We show that transforming the Hi-C contact frequencies into free energies gives a natural method for separating out the distance dependent non-specific interactions. In particular we apply Principal Component Analysis (PCA) to the transformed free energy matrix to identify the dominant modes of interaction. PCA identifies systematic effects as well as high frequency spatial noise in the Hi-C data which can be filtered out. Thus it can be used as a data driven approach for normalizing Hi-C data. We assess this PCA based normalization approach, along with several other normalization schemes, by fitting the transformed Hi-C data using a pairwise interaction model that takes as input the known locations of bound chromatin factors. The result of fitting is a set of predictions for the coupling energies between the various chromatin factors and their effect on the energetics of looping. We show that the quality of the fit can be used as a means to determine how much PCA filtering should be applied to the Hi-C data.
We find that the different normalizations of the Hi-C data vary in the quality of fit to the pairwise interaction model. PCA filtering can improve the fit, and the predicted coupling energies lead to biologically meaningful insights for how various chromatin bound factors influence the stability of DNA loops in chromatin.
多种DNA结合蛋白参与调控和塑造染色质的包装。它们有助于在DNA中形成环,这些环起到隔离不同结构域的作用。一种最新的实验技术——Hi-C,提供了一种确定基因组所有远距离部分之间这种环化频率的方法。鉴于许多与染色质相关蛋白的结合位置也已被测定,因此有可能估计它们对通过Hi-C测量的长程相互作用的影响。然而,该分析中的一个挑战是占主导地位的非特异性接触掩盖了感兴趣的特异性相互作用。

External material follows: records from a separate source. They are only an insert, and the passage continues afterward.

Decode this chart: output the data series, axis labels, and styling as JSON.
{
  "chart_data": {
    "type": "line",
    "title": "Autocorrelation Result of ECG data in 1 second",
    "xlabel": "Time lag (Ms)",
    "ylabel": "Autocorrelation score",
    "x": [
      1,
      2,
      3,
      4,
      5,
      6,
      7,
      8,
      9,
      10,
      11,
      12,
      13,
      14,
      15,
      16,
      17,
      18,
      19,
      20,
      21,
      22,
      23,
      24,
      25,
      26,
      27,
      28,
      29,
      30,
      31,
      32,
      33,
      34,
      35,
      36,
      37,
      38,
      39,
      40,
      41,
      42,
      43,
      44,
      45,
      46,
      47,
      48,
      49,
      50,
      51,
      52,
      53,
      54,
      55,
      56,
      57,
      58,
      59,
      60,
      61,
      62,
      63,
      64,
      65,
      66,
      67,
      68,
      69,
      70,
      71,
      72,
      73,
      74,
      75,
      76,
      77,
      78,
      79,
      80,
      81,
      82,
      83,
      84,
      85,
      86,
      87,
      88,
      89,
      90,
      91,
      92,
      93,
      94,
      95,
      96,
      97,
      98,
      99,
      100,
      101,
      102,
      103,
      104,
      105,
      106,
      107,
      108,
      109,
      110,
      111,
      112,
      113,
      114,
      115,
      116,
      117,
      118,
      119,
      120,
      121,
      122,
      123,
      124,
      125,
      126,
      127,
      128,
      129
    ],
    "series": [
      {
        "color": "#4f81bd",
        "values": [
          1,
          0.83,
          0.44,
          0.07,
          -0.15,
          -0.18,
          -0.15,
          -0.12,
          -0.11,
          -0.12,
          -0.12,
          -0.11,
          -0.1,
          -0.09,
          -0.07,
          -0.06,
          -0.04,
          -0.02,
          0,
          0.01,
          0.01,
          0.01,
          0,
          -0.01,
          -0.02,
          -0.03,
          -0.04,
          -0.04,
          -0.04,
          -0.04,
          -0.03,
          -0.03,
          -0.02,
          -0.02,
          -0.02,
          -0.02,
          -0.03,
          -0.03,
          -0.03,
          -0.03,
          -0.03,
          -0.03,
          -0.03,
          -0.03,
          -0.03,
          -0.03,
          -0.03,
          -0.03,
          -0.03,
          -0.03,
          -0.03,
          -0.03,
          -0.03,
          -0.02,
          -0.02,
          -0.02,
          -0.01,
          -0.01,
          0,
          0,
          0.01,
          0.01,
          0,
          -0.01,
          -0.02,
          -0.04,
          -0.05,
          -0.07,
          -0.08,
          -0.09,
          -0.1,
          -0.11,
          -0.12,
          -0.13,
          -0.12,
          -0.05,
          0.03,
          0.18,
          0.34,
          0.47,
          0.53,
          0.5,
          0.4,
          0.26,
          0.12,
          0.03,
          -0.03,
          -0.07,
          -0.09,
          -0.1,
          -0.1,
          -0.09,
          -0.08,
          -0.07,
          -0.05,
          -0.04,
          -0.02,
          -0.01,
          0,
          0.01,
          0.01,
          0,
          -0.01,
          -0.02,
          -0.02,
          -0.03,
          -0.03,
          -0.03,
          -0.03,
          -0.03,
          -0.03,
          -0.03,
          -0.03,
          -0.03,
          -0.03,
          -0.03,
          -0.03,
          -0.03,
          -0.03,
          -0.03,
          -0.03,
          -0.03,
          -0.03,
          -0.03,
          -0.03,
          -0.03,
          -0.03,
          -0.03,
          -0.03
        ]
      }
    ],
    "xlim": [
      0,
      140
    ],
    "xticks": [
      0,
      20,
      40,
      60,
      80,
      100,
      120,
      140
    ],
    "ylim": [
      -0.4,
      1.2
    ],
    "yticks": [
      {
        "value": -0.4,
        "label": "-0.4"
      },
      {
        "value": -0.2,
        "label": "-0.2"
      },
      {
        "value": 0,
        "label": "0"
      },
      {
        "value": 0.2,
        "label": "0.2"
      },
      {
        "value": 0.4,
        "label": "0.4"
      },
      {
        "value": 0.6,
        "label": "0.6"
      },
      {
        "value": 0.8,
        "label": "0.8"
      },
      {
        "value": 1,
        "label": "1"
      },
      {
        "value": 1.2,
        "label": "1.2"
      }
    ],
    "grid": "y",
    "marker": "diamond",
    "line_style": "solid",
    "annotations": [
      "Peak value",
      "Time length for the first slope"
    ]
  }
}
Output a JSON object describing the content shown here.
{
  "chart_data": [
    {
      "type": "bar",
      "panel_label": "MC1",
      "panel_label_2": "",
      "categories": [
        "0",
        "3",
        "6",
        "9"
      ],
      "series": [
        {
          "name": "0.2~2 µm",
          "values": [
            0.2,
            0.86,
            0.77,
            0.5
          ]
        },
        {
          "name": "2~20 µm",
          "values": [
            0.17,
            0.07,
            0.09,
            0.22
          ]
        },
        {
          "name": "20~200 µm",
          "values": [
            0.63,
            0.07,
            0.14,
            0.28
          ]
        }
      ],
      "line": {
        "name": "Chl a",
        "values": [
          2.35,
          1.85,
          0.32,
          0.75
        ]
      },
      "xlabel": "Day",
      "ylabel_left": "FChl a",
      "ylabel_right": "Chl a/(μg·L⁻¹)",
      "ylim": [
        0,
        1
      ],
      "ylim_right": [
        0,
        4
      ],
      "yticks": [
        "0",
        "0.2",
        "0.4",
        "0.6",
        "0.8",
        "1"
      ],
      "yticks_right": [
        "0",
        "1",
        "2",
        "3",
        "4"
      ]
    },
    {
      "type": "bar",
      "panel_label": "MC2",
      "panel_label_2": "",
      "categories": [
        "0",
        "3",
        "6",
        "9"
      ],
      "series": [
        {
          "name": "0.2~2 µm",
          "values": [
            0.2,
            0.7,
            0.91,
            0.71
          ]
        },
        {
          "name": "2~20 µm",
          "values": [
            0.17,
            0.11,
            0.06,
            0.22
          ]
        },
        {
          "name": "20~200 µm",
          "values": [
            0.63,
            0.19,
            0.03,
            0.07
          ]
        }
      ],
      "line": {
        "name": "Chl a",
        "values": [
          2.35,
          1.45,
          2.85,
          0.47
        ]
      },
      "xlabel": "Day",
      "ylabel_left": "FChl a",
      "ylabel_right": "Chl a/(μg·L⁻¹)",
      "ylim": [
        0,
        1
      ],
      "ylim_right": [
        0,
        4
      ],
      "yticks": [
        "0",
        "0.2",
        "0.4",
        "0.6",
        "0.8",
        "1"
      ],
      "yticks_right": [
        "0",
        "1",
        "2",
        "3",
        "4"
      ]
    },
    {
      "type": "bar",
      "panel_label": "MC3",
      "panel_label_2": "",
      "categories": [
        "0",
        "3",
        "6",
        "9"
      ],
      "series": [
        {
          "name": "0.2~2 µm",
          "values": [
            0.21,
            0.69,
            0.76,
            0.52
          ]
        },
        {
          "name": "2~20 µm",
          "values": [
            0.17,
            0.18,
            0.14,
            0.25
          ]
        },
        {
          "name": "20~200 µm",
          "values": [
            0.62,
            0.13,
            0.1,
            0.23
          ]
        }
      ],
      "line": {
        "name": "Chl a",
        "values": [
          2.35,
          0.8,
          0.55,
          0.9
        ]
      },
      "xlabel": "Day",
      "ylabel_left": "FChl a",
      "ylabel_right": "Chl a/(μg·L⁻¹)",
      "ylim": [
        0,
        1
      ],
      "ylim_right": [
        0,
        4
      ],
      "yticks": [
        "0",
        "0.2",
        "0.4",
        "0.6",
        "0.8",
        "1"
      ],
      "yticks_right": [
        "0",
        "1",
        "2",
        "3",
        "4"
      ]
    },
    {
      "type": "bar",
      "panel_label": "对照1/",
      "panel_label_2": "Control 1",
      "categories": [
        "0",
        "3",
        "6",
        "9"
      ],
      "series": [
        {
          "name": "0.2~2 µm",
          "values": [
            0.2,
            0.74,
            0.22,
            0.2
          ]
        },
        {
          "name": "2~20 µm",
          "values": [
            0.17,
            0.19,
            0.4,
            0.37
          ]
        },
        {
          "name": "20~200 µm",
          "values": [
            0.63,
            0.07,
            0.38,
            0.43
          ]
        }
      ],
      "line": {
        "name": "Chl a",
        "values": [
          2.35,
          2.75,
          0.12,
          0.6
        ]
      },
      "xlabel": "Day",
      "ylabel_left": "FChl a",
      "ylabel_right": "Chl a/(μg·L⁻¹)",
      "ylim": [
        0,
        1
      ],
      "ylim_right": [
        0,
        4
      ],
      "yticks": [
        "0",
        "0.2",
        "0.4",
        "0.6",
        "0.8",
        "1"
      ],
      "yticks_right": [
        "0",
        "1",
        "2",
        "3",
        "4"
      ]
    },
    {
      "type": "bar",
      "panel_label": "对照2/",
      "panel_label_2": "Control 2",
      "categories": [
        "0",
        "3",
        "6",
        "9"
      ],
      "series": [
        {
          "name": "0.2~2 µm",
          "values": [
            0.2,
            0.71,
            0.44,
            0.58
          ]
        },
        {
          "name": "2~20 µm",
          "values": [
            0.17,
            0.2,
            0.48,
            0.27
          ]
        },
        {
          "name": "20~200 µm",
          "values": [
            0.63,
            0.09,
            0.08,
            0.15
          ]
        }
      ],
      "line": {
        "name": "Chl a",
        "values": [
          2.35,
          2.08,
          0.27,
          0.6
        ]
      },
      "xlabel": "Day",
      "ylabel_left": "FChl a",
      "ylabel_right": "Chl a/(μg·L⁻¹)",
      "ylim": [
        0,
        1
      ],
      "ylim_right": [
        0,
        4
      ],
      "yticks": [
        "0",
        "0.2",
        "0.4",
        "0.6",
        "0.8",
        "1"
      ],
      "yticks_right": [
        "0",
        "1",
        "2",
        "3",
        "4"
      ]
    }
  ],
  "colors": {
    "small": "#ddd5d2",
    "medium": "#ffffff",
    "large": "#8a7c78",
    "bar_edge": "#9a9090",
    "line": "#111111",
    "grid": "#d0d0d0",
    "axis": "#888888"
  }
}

我们表明,将Hi-C接触频率转化为自由能提供了一种自然的方法来分离距离依赖性非特异性相互作用。特别是,我们将主成分分析(PCA)应用于转化后的自由能矩阵,以识别主要的相互作用模式。PCA识别出Hi-C数据中的系统效应以及高频空间噪声,这些可以被过滤掉。因此,它可以用作一种数据驱动的方法来对Hi-C数据进行归一化。我们通过使用成对相互作用模型拟合转化后的Hi-C数据来评估这种基于PCA的归一化方法以及其他几种归一化方案,该模型将结合的染色质因子的已知位置作为输入。拟合结果是一组关于各种染色质因子之间耦合能及其对环化能量学影响的预测。我们表明,拟合质量可以用作确定应将多少PCA滤波应用于Hi-C数据的一种手段。
我们发现,Hi-C数据的不同归一化在与成对相互作用模型的拟合质量上有所不同。PCA滤波可以改善拟合,并且预测的耦合能为各种染色质结合因子如何影响染色质中DNA环的稳定性提供了具有生物学意义的见解。